Connecting the Drops: Restoring Ecology and Social Ecology in Los Angeles | Andy Lipkis
Could Los Angeles stop draining water from the Colorado River and the Sacramento Delta to become self-sufficient? That’s a question that Andy Lipkis and his organization Tree People are tackling in an unprecedented alliance with public works agencies. Their work proves that the more we learn about how ecosystems operate, the more sustainably we can design our cities.
War, Earth and the Soul: The Warrior’s Path of Redemption | Edward Tick
Is high-tech war that can annihilate human civilization and nature on a global scale really a viable response to conflict in the 21st century? The traumatic wounding of war is so deep that it calls for more than antidepressants or stress management. Dr. Edward Tick’s heart-rending experience shows us that transforming the demons of war can lead to a redemptive path of healing and reverence for life.
Daughters of Thoreau: Not Too Well Behaved | Julia Butterfly Hill, Diane Wilson, and Terri Swearingen
On his deathbed Henry David Thoreau said his only regret was being too well behaved. Julia Butterfly Hill, Diane Wilson and Terri Swearingen, three of the most imaginative, inspiring and courageous direct action heroines of our era share their experiences and show us how courage and commitment can stop mountains from being moved.
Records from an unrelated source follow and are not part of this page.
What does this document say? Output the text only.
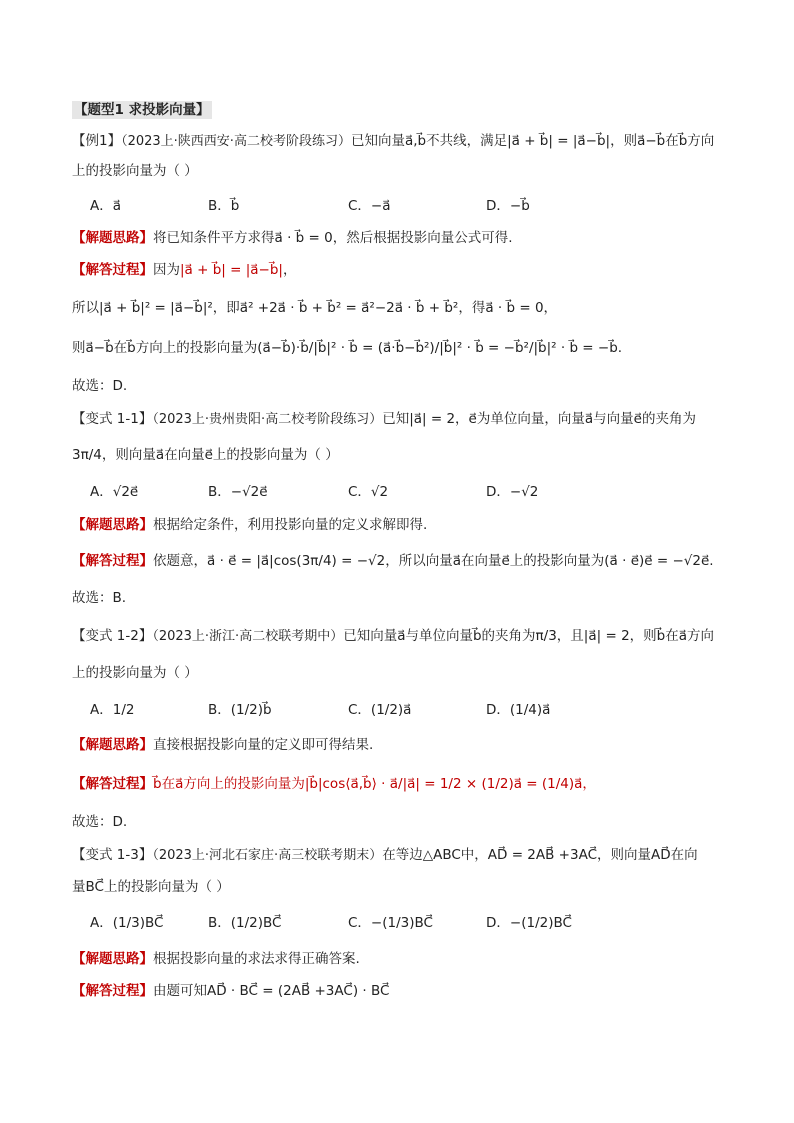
【题型1 求投影向量】
【例1】（2023上·陕西西安·高二校考阶段练习）已知向量a⃗,b⃗不共线，满足|a⃗ + b⃗| = |a⃗−b⃗|，则a⃗−b⃗在b⃗方向
上的投影向量为（ ）
A．a⃗	B．b⃗	C．−a⃗	D．−b⃗
【解题思路】将已知条件平方求得a⃗ · b⃗ = 0，然后根据投影向量公式可得.
【解答过程】因为|a⃗ + b⃗| = |a⃗−b⃗|，
所以|a⃗ + b⃗|² = |a⃗−b⃗|²，即a⃗² +2a⃗ · b⃗ + b⃗² = a⃗²−2a⃗ · b⃗ + b⃗²，得a⃗ · b⃗ = 0，
则a⃗−b⃗在b⃗方向上的投影向量为(a⃗−b⃗)·b⃗/|b⃗|² · b⃗ = (a⃗·b⃗−b⃗²)/|b⃗|² · b⃗ = −b⃗²/|b⃗|² · b⃗ = −b⃗.
故选：D.
【变式 1-1】（2023上·贵州贵阳·高二校考阶段练习）已知|a⃗| = 2，e⃗为单位向量，向量a⃗与向量e⃗的夹角为
3π/4，则向量a⃗在向量e⃗上的投影向量为（ ）
A．√2e⃗	B．−√2e⃗	C．√2	D．−√2
【解题思路】根据给定条件，利用投影向量的定义求解即得.
【解答过程】依题意，a⃗ · e⃗ = |a⃗|cos(3π/4) = −√2，所以向量a⃗在向量e⃗上的投影向量为(a⃗ · e⃗)e⃗ = −√2e⃗.
故选：B.
【变式 1-2】（2023上·浙江·高二校联考期中）已知向量a⃗与单位向量b⃗的夹角为π/3，且|a⃗| = 2，则b⃗在a⃗方向
上的投影向量为（ ）
A．1/2	B．(1/2)b⃗	C．(1/2)a⃗	D．(1/4)a⃗
【解题思路】直接根据投影向量的定义即可得结果.
【解答过程】b⃗在a⃗方向上的投影向量为|b⃗|cos⟨a⃗,b⃗⟩ · a⃗/|a⃗| = 1/2 × (1/2)a⃗ = (1/4)a⃗，
故选：D.
【变式 1-3】（2023上·河北石家庄·高三校联考期末）在等边△ABC中，AD⃗ = 2AB⃗ +3AC⃗，则向量AD⃗在向
量BC⃗上的投影向量为（ ）
A．(1/3)BC⃗	B．(1/2)BC⃗	C．−(1/3)BC⃗	D．−(1/2)BC⃗
【解题思路】根据投影向量的求法求得正确答案.
【解答过程】由题可知AD⃗ · BC⃗ = (2AB⃗ +3AC⃗) · BC⃗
True Biotechnologies: Nature’s Best Climate Change Solutions | Janine Benyus, Stephan Dewar, David Orr and Jay Harman
Some of the best minds on the planet are busy cataloguing possible solutions to the crisis of climate chaos. Scientists, entrepreneurs and educators on technology’s cutting edge offer a broad array of bio-based solutions that are already working to transition us to a truly sustainable civilization. Biomimics Janine Benyus, Stephan Dewar, David Orr and Jay Harman offer a smorgasbord of startling solutions based on nature’s genius.